Lower the RPMs? Take a deep breath and “let’s chat”? That is precisely the fatal maneuver of pseudo-neutrality. Paul did not sit down with the Athenians for a calm exchange of assumptions. He confronted their presuppositions of idolatry, declared their ignorance, and proclaimed the true God who commands all men everywhere to repent (Acts 17:30). No deep breathing exercises. No neutral ground. Just the blazing sword of divine revelation cutting through the fog and commanding men.

The moment you pretend neutrality is even possible, you have already smuggled in the very autonomous starting point you claim to expose. It is like a thief lecturing the bank manager on security while his pockets are still bulging with stolen cash. The Objective Believer wants us all to pretend we are starting from scratch so he can keep his own starting point hidden behind a smile and a latte. But Scripture will not play that game. Regeneration does not leave you with the same old toolkit of fallen assumptions; it gives you an entirely new mind (Romans 12:2). The old man is dead. The new man sees. That is not arrogance—it is obedience. And obedience always looks like cheating to the one still suppressing truth.

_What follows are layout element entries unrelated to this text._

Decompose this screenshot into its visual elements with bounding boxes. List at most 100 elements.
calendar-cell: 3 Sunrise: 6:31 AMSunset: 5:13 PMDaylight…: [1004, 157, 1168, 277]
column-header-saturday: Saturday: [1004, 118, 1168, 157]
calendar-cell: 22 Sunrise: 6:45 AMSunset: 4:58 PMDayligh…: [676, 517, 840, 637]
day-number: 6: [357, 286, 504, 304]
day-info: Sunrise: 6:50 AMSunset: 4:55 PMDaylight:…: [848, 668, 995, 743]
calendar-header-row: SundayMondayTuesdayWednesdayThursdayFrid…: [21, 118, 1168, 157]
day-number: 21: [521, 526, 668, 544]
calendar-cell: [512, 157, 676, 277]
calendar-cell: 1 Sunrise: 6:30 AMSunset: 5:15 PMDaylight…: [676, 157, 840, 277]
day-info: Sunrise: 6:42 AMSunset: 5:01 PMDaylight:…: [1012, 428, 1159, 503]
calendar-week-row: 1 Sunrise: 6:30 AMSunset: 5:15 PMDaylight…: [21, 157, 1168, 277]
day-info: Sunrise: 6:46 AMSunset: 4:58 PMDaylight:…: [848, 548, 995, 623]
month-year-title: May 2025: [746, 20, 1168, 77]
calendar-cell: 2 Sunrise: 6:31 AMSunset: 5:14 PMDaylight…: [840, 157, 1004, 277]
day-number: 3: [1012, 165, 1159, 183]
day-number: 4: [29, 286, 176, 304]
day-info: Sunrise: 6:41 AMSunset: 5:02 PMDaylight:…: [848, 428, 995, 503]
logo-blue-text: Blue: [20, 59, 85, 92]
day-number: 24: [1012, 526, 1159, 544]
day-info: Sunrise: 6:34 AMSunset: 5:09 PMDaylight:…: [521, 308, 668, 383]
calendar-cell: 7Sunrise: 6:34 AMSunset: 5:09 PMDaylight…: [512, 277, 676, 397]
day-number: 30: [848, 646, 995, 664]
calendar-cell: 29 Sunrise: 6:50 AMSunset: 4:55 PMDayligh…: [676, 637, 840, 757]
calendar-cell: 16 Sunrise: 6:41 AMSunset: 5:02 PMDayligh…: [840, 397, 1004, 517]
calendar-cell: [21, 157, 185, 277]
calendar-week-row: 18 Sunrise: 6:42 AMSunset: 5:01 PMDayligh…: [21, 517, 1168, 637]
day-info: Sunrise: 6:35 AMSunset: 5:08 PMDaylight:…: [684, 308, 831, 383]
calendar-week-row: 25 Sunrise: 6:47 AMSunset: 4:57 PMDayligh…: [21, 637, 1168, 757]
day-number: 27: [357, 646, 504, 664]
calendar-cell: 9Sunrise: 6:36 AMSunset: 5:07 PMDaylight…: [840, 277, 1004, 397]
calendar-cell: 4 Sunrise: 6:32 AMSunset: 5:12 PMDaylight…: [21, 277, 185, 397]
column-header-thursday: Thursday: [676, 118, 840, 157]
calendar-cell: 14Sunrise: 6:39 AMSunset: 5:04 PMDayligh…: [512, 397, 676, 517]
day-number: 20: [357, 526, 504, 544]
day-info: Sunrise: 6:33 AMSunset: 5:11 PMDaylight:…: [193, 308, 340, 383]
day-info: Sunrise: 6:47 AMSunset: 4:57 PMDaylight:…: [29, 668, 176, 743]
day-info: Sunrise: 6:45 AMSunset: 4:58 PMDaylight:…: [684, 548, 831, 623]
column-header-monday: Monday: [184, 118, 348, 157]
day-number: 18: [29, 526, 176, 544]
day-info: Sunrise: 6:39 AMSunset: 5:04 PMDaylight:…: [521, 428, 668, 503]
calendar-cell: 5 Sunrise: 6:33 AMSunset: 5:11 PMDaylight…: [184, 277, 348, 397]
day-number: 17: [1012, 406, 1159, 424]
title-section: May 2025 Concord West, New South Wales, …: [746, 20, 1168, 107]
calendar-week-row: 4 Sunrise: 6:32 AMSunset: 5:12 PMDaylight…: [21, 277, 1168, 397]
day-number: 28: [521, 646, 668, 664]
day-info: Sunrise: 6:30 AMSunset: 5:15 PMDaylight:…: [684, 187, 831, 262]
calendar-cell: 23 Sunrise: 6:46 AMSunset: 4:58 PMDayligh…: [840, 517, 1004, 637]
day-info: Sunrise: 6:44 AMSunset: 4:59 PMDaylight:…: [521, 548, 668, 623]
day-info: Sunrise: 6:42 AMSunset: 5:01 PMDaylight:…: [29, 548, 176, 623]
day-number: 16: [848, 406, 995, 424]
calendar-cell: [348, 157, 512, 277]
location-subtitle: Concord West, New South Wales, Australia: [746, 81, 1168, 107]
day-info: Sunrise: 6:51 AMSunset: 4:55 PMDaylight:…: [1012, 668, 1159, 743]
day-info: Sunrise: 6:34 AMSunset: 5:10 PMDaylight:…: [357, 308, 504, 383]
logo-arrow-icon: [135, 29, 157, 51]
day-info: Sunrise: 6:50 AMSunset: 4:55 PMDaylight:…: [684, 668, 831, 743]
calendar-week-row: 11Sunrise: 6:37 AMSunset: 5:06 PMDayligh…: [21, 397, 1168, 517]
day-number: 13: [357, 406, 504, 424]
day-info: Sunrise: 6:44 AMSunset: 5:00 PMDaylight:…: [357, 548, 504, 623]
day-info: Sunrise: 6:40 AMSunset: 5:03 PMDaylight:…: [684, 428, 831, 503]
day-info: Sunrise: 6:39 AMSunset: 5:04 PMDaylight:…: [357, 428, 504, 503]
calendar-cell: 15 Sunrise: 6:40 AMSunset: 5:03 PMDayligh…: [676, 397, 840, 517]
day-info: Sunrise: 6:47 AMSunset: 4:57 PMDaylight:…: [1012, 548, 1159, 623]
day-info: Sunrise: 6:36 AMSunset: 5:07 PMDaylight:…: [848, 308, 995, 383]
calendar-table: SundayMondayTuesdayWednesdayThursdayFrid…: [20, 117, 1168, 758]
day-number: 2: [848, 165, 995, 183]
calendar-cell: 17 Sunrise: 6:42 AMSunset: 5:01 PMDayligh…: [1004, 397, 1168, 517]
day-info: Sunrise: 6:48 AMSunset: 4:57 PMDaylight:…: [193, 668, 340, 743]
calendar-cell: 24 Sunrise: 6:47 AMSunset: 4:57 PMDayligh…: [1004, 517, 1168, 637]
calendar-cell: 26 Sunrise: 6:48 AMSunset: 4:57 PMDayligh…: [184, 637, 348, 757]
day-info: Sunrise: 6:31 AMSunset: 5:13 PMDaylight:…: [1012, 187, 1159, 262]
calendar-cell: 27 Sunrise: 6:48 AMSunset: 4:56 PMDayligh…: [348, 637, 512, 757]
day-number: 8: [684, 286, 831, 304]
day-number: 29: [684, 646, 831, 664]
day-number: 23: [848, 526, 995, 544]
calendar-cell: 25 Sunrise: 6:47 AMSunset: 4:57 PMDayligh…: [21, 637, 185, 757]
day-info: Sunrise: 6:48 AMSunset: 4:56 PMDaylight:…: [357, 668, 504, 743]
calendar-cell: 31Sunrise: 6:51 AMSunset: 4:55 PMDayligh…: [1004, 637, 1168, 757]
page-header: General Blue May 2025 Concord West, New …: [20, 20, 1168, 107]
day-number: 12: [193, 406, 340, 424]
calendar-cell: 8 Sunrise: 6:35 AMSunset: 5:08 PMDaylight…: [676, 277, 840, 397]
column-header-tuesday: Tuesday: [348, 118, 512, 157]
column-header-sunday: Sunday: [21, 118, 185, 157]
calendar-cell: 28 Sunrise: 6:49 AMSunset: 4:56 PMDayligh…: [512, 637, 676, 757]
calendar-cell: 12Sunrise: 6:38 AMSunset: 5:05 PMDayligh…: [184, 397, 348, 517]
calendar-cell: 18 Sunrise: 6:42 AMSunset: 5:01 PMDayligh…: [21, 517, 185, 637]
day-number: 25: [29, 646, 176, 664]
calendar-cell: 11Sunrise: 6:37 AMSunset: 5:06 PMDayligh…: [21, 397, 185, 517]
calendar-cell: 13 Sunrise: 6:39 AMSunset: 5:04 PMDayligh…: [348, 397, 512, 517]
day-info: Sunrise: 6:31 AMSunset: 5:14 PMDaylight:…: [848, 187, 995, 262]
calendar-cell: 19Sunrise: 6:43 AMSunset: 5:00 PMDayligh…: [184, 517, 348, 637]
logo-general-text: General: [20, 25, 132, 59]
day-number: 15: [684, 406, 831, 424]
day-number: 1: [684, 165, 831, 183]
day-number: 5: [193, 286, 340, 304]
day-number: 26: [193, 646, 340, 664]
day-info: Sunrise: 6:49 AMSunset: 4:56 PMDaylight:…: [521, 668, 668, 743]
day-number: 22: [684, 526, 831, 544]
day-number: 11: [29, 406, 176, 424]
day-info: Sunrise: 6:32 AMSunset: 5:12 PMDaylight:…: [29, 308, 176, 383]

So yes—admit your presuppositions. Good start. Now test them against the only foundation that cannot be shaken. Watch how quickly they fold like a cheap lawn chair in a hurricane. The Bible stands because it is divine revelation from the God. Submit to Scripture or remain in absurdity. There is no third option. And if you still want to play the “we all cheat” card after that, at least have the honesty to admit you are calling Jesus a liar while pretending to be the most reasonable guy in the room. The plank is still there, so watch out or it might smack someone in the face. Or better yet, let the Spirit and the Word yank it out.